What is Nidhi Company Compliance?
A Nidhi Company is a type of Non-Banking Financial Company (NBFC) recognized under Section 406 of the Companies Act, 2013. Its core business is borrowing and lending money between its members.
To ensure the safety of members' deposits, the Ministry of Corporate Affairs (MCA) has laid down strict compliance rules (Nidhi Rules, 2014 & Amendments).

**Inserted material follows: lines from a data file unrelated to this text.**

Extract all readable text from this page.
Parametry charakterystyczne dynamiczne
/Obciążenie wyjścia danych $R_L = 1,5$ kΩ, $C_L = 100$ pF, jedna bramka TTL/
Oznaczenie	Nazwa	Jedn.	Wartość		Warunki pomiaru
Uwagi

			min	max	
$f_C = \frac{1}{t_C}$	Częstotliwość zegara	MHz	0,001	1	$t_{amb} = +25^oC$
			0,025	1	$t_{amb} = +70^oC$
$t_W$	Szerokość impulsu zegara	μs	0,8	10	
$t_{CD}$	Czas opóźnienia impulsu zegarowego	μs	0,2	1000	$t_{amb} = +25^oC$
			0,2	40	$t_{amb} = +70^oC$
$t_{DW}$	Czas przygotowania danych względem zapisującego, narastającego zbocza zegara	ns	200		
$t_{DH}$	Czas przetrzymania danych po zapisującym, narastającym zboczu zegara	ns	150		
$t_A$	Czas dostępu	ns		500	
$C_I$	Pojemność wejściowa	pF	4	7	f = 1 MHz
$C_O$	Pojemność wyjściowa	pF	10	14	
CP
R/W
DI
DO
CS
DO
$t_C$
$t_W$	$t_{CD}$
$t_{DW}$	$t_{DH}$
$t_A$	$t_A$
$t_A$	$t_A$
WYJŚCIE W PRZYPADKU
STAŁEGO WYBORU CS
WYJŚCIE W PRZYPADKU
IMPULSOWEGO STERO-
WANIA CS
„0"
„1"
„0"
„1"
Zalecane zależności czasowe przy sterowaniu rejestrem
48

Failure to comply can lead to heavy penalties and even the revocation of Nidhi status.
Annual Compliance Checklist
Every Nidhi Company must file the following forms annually to maintain its active status:
| Form | Purpose | Due Date |
|---|---|---|
| NDH-1 | Return of Statutory Compliances | Within 90 days of FY end (30th June) |
| NDH-3 | Half-Yearly Return | Within 30 days of half-year end (30th Oct & 30th April) |
| AOC-4 | Financial Statements | Within 30 days of AGM |
| MGT-7 | Annual Return | Within 60 days of AGM |
| ITR-6 | Income Tax Return | 30th September (Audit cases) |
Understanding NDH Forms
- NDH-1: Filed annually to certify that the company has maintained the required number of members (200) and Net Owned Funds (NOF) ratio.
- NDH-2: Filed to request an extension of time if the company fails to meet the minimum member or NOF requirements within the first year.

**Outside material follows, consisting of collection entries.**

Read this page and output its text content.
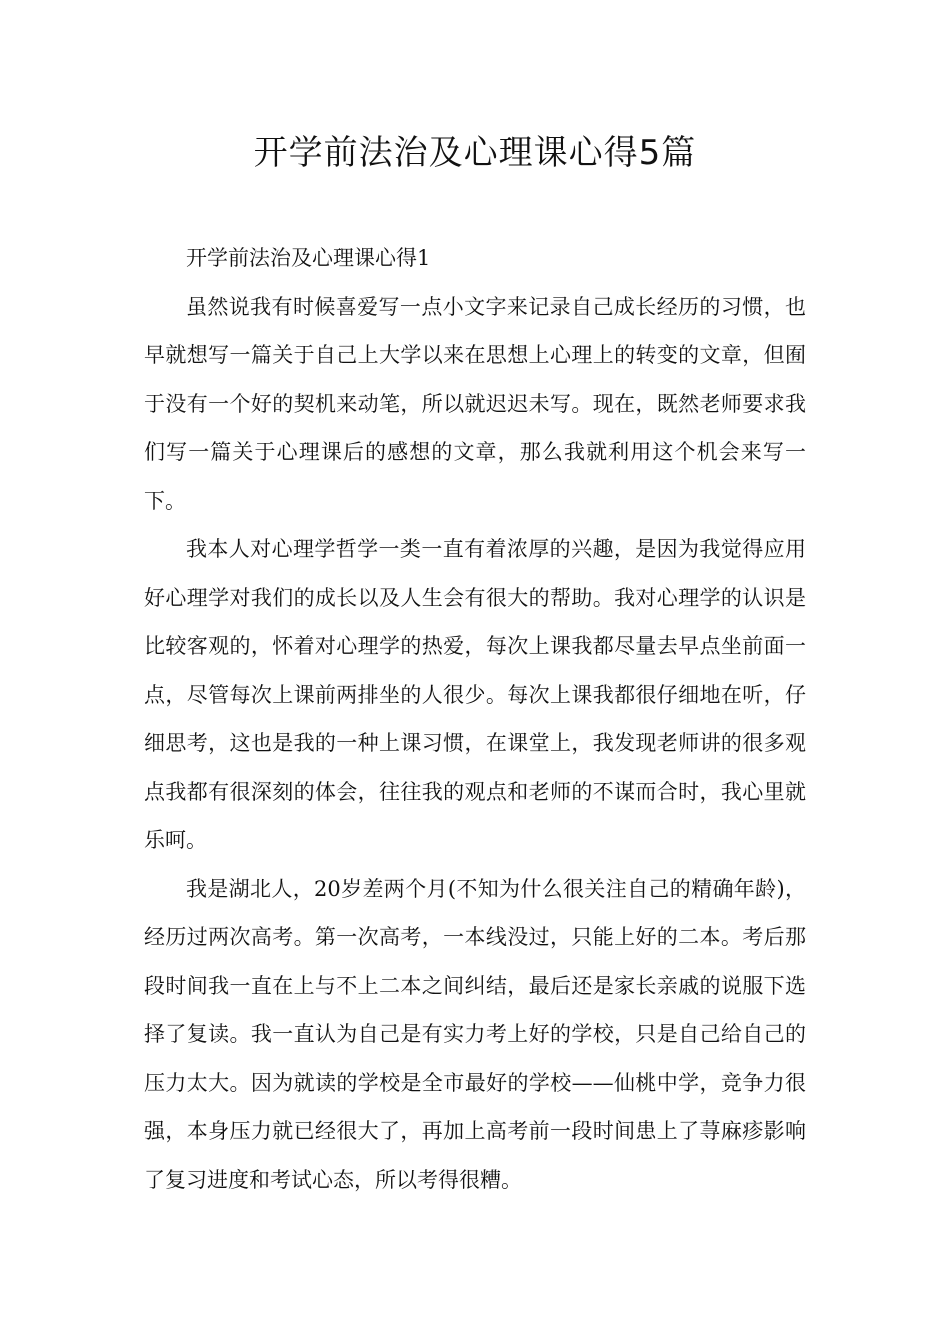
开学前法治及心理课心得5篇

开学前法治及心理课心得1

虽然说我有时候喜爱写一点小文字来记录自己成长经历的习惯，也早就想写一篇关于自己上大学以来在思想上心理上的转变的文章，但囿于没有一个好的契机来动笔，所以就迟迟未写。现在，既然老师要求我们写一篇关于心理课后的感想的文章，那么我就利用这个机会来写一下。

我本人对心理学哲学一类一直有着浓厚的兴趣，是因为我觉得应用好心理学对我们的成长以及人生会有很大的帮助。我对心理学的认识是比较客观的，怀着对心理学的热爱，每次上课我都尽量去早点坐前面一点，尽管每次上课前两排坐的人很少。每次上课我都很仔细地在听，仔细思考，这也是我的一种上课习惯，在课堂上，我发现老师讲的很多观点我都有很深刻的体会，往往我的观点和老师的不谋而合时，我心里就乐呵。

我是湖北人，20岁差两个月(不知为什么很关注自己的精确年龄)，经历过两次高考。第一次高考，一本线没过，只能上好的二本。考后那段时间我一直在上与不上二本之间纠结，最后还是家长亲戚的说服下选择了复读。我一直认为自己是有实力考上好的学校，只是自己给自己的压力太大。因为就读的学校是全市最好的学校——仙桃中学，竞争力很强，本身压力就已经很大了，再加上高考前一段时间患上了荨麻疹影响了复习进度和考试心态，所以考得很糟。
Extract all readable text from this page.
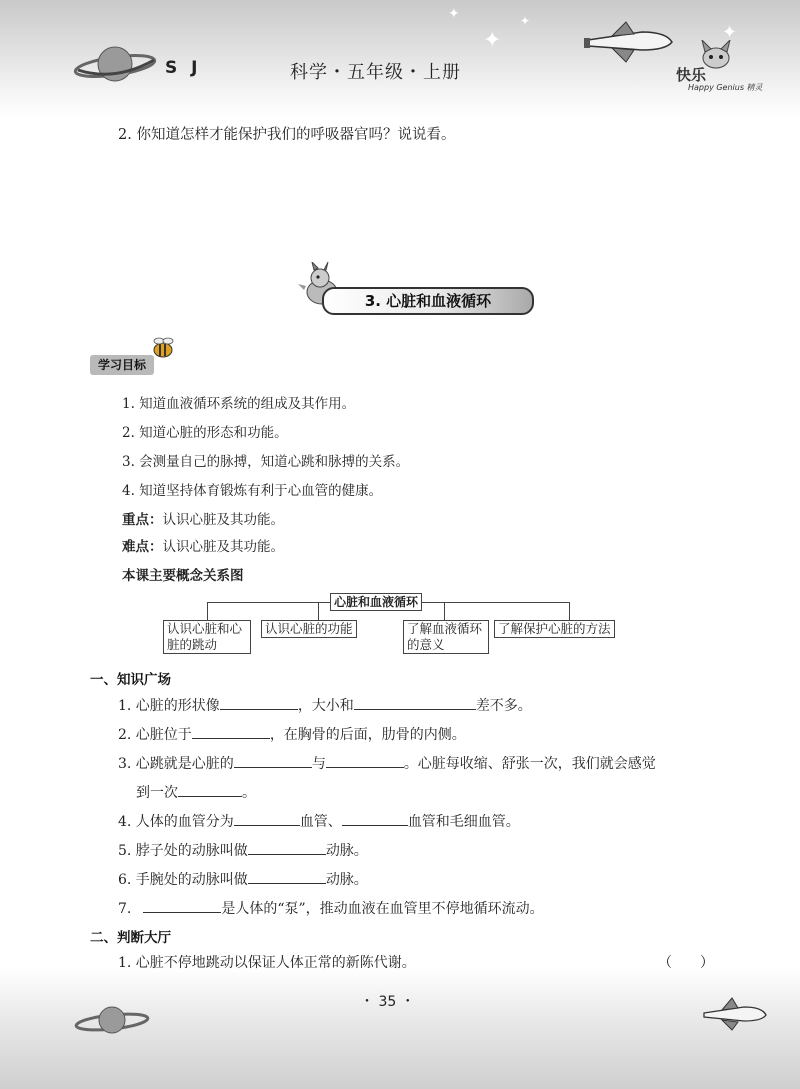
✦
✦	✦
✦
S J	科学・五年级・上册	快乐
Happy Genius 精灵
2. 你知道怎样才能保护我们的呼吸器官吗？说说看。
3. 心脏和血液循环
学习目标
1. 知道血液循环系统的组成及其作用。
2. 知道心脏的形态和功能。
3. 会测量自己的脉搏，知道心跳和脉搏的关系。
4. 知道坚持体育锻炼有利于心血管的健康。
重点：认识心脏及其功能。
难点：认识心脏及其功能。
本课主要概念关系图
心脏和血液循环
认识心脏和心脏的跳动
认识心脏的功能	了解血液循环的意义
了解保护心脏的方法
一、知识广场
1. 心脏的形状像	，大小和	差不多。
2. 心脏位于	，在胸骨的后面，肋骨的内侧。
3. 心跳就是心脏的	与	。心脏每收缩、舒张一次，我们就会感觉
到一次	。
4. 人体的血管分为	血管、	血管和毛细血管。
5. 脖子处的动脉叫做	动脉。
6. 手腕处的动脉叫做	动脉。
7.	是人体的“泵”，推动血液在血管里不停地循环流动。
二、判断大厅
1. 心脏不停地跳动以保证人体正常的新陈代谢。	（　　）
・ 35 ・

- NDH-3: A half-yearly return giving details of members, deposits, loans, and branch updates.
- NDH-4: A one-time declaration form to get "Nidhi Status" approved by the Central Government. Without this, a company cannot accept new deposits.
Post-Incorporation Requirements (First Year)

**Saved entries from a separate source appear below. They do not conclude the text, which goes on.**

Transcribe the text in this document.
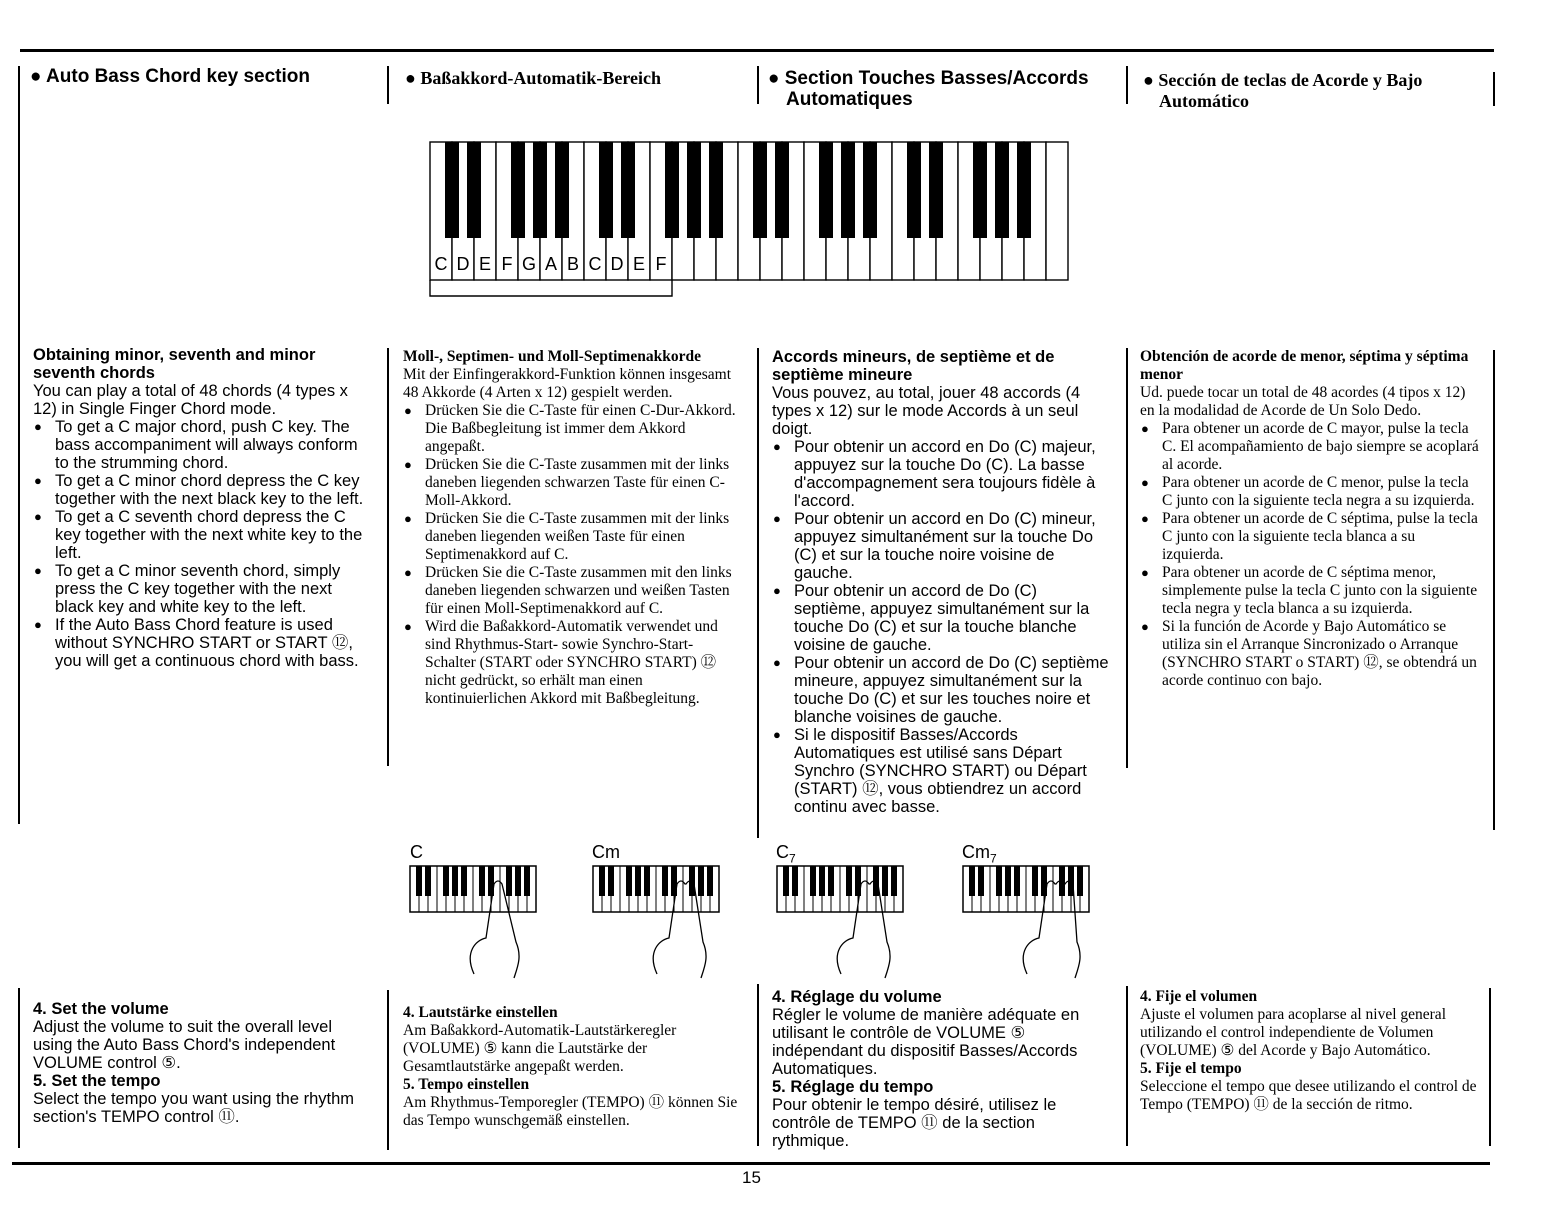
● Auto Bass Chord key section	● Baßakkord-Automatik-Bereich	● Section Touches Basses/Accords Automatiques
● Sección de teclas de Acorde y Bajo Automático
C D E F G A B C D E F
C	Cm	$C_7$	$Cm_7$

Obtaining minor, seventh and minor seventh chords

You can play a total of 48 chords (4 types x 12) in Single Finger Chord mode.

● To get a C major chord, push C key. The bass accompaniment will always conform to the strumming chord.
● To get a C minor chord depress the C key together with the next black key to the left.
● To get a C seventh chord depress the C key together with the next white key to the left.
● To get a C minor seventh chord, simply press the C key together with the next black key and white key to the left.
● If the Auto Bass Chord feature is used without SYNCHRO START or START ⑫, you will get a continuous chord with bass.

4. Set the volume

Adjust the volume to suit the overall level using the Auto Bass Chord's independent VOLUME control ⑤.

5. Set the tempo

Select the tempo you want using the rhythm section's TEMPO control ⑪.

Moll-, Septimen- und Moll-Septimenakkorde

Mit der Einfingerakkord-Funktion können insgesamt 48 Akkorde (4 Arten x 12) gespielt werden.

● Drücken Sie die C-Taste für einen C-Dur-Akkord. Die Baßbegleitung ist immer dem Akkord angepaßt.
● Drücken Sie die C-Taste zusammen mit der links daneben liegenden schwarzen Taste für einen C-Moll-Akkord.
● Drücken Sie die C-Taste zusammen mit der links daneben liegenden weißen Taste für einen Septimenakkord auf C.
● Drücken Sie die C-Taste zusammen mit den links daneben liegenden schwarzen und weißen Tasten für einen Moll-Septimenakkord auf C.
● Wird die Baßakkord-Automatik verwendet und sind Rhythmus-Start- sowie Synchro-Start-Schalter (START oder SYNCHRO START) ⑫ nicht gedrückt, so erhält man einen kontinuierlichen Akkord mit Baßbegleitung.

4. Lautstärke einstellen

Am Baßakkord-Automatik-Lautstärkeregler (VOLUME) ⑤ kann die Lautstärke der Gesamtlautstärke angepaßt werden.

5. Tempo einstellen

Am Rhythmus-Temporegler (TEMPO) ⑪ können Sie das Tempo wunschgemäß einstellen.

Accords mineurs, de septième et de septième mineure

Vous pouvez, au total, jouer 48 accords (4 types x 12) sur le mode Accords à un seul doigt.

● Pour obtenir un accord en Do (C) majeur, appuyez sur la touche Do (C). La basse d'accompagnement sera toujours fidèle à l'accord.
● Pour obtenir un accord en Do (C) mineur, appuyez simultanément sur la touche Do (C) et sur la touche noire voisine de gauche.
● Pour obtenir un accord de Do (C) septième, appuyez simultanément sur la touche Do (C) et sur la touche blanche voisine de gauche.
● Pour obtenir un accord de Do (C) septième mineure, appuyez simultanément sur la touche Do (C) et sur les touches noire et blanche voisines de gauche.
● Si le dispositif Basses/Accords Automatiques est utilisé sans Départ Synchro (SYNCHRO START) ou Départ (START) ⑫, vous obtiendrez un accord continu avec basse.

4. Réglage du volume

Régler le volume de manière adéquate en utilisant le contrôle de VOLUME ⑤ indépendant du dispositif Basses/Accords Automatiques.

5. Réglage du tempo

Pour obtenir le tempo désiré, utilisez le contrôle de TEMPO ⑪ de la section rythmique.

Obtención de acorde de menor, séptima y séptima menor

Ud. puede tocar un total de 48 acordes (4 tipos x 12) en la modalidad de Acorde de Un Solo Dedo.

● Para obtener un acorde de C mayor, pulse la tecla C. El acompañamiento de bajo siempre se acoplará al acorde.
● Para obtener un acorde de C menor, pulse la tecla C junto con la siguiente tecla negra a su izquierda.
● Para obtener un acorde de C séptima, pulse la tecla C junto con la siguiente tecla blanca a su izquierda.
● Para obtener un acorde de C séptima menor, simplemente pulse la tecla C junto con la siguiente tecla negra y tecla blanca a su izquierda.
● Si la función de Acorde y Bajo Automático se utiliza sin el Arranque Sincronizado o Arranque (SYNCHRO START o START) ⑫, se obtendrá un acorde continuo con bajo.

4. Fije el volumen

Ajuste el volumen para acoplarse al nivel general utilizando el control independiente de Volumen (VOLUME) ⑤ del Acorde y Bajo Automático.

5. Fije el tempo

Seleccione el tempo que desee utilizando el control de Tempo (TEMPO) ⑪ de la sección de ritmo.

15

Within one year of incorporation, a Nidhi Company must ensure:
- Minimum Members: It must have at least 200 members.
- Net Owned Funds (NOF): It must have NOF of at least ₹20 Lakhs.
- Unencumbered Deposits: At least 10% of outstanding deposits must be kept as unencumbered term deposits in a scheduled commercial bank.
- Ratio: The ratio of Net Owned Funds to Deposits should not exceed 1:20.
Penalties for Non-Compliance
Non-compliance with Nidhi Rules is taken very seriously:
- Monetary Fine: Up to ₹5,000 initially, and ₹500 per day for continuing default.
- Officer Liability: Directors can be fined and may face imprisonment.
- Strike Off: The ROC may strike off the company name if it fails to file returns for two consecutive years.
- Inability to Accept Deposits: If NDH-4 is not approved or compliances are not met, the company is barred from accepting fresh deposits.